Iqbal Sacranie, secretary-general of the Muslim Council of Britain, said the year since the attacks had also brought infringements of civil liberties in Britain.
Sacranie said European Muslims had been unfairly demonized in the media and urged Britain’s government to give them more protection.
“The terrorists of Sept. 11 … also hit our high towers of equal rights and equal inclusion, especially with respect to the British Muslim community,” he said. “The community thought it was moving forward with inclusion and integration, but now it simply didn’t know where it stood.”
The high media profile of British-based extremists added to the problem by worsening the general public’s perception of Muslims, he said. Several radical clerics make frequent appearances on television and in newspapers with statements defending the attacks and calling for the establishment of Islamic law in Britain.
The Muslim Council released a collection of articles on the aftermath of the Sept. 11 attacks entitled “The Quest for Sanity.” One article accused Britain of violating civil rights with a law that allows authorities to detain suspected foreign terrorists without charge or trial. Nine people are being held under the statute.
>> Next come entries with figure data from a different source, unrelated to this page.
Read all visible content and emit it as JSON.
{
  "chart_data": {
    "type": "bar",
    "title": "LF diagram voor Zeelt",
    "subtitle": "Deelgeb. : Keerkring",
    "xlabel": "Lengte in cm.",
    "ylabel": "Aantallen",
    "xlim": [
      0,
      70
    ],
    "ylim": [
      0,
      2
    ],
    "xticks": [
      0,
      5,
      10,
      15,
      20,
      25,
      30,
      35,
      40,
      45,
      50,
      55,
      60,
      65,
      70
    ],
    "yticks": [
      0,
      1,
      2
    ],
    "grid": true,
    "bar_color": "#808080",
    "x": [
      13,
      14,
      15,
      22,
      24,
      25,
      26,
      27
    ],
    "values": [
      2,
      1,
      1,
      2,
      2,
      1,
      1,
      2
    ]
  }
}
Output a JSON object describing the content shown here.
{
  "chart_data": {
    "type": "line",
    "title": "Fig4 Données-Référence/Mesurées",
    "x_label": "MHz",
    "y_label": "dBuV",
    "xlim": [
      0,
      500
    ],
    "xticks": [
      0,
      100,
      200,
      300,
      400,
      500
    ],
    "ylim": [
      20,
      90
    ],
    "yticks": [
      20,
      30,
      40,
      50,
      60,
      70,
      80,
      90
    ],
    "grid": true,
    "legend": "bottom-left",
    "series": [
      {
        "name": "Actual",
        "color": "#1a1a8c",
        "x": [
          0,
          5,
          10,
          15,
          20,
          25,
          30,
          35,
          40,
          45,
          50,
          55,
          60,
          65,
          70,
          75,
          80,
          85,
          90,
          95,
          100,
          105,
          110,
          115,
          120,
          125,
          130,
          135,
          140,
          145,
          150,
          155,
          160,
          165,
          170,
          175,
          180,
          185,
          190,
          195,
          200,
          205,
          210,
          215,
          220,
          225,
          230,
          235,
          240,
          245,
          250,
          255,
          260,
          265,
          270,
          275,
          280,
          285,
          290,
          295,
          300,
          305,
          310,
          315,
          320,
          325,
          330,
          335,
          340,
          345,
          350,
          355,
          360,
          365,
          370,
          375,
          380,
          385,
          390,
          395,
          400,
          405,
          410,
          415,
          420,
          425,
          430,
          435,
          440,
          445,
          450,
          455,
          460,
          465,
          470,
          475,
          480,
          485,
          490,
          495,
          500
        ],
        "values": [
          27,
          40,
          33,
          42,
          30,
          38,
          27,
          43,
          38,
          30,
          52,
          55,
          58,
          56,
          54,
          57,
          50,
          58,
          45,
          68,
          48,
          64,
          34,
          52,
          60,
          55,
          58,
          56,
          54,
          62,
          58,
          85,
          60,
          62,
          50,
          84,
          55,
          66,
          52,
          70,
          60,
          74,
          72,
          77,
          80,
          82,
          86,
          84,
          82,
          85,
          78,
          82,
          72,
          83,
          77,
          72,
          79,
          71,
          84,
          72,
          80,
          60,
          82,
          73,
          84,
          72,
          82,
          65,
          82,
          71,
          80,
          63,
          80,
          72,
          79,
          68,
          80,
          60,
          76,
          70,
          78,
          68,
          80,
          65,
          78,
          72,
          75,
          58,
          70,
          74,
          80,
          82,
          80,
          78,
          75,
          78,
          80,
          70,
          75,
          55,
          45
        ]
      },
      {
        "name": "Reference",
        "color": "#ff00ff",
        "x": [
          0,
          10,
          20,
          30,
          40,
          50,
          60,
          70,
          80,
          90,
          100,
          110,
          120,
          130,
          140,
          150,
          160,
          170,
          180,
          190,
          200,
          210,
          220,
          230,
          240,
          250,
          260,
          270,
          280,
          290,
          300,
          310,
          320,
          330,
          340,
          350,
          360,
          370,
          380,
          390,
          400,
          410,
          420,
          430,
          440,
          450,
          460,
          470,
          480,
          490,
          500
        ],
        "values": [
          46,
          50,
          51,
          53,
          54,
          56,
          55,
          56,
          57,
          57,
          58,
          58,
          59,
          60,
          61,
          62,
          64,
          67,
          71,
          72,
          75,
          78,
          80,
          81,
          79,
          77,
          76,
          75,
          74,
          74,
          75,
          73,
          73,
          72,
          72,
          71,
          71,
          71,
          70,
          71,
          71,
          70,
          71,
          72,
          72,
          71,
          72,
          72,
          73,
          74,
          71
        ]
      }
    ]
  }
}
Christopher Allen, a researcher at the University of Birmingham who wrote one of the book’s articles, told reporters Thursday that discrimination against Muslims had increased sharply throughout the European Union over the past year, even in places where they had lived for decades with little tension.
“Muslims were being abused, spat on, and Muslim women in particular (have) become a target,” he said. “Everything about Muslims is distorted and exaggerated … This has fed the flames of Islamophobia.”
Sacranie said British Muslims did not want special treatment, but sought the same protection afforded to other minorities, which he said Muslims are denied because they do not constitute a racial group.
He called the Sept. 11 attacks “evil and criminal” but added that they had prompted a destructive chain of events.
“Regrettably, (terrorism) has been used to set a global course of action with little respect for human life, national sovereignty and the rule of law,” he said.
He accused Britain and the United States of honoring “no frontiers, no laws and no scruples” in their fight.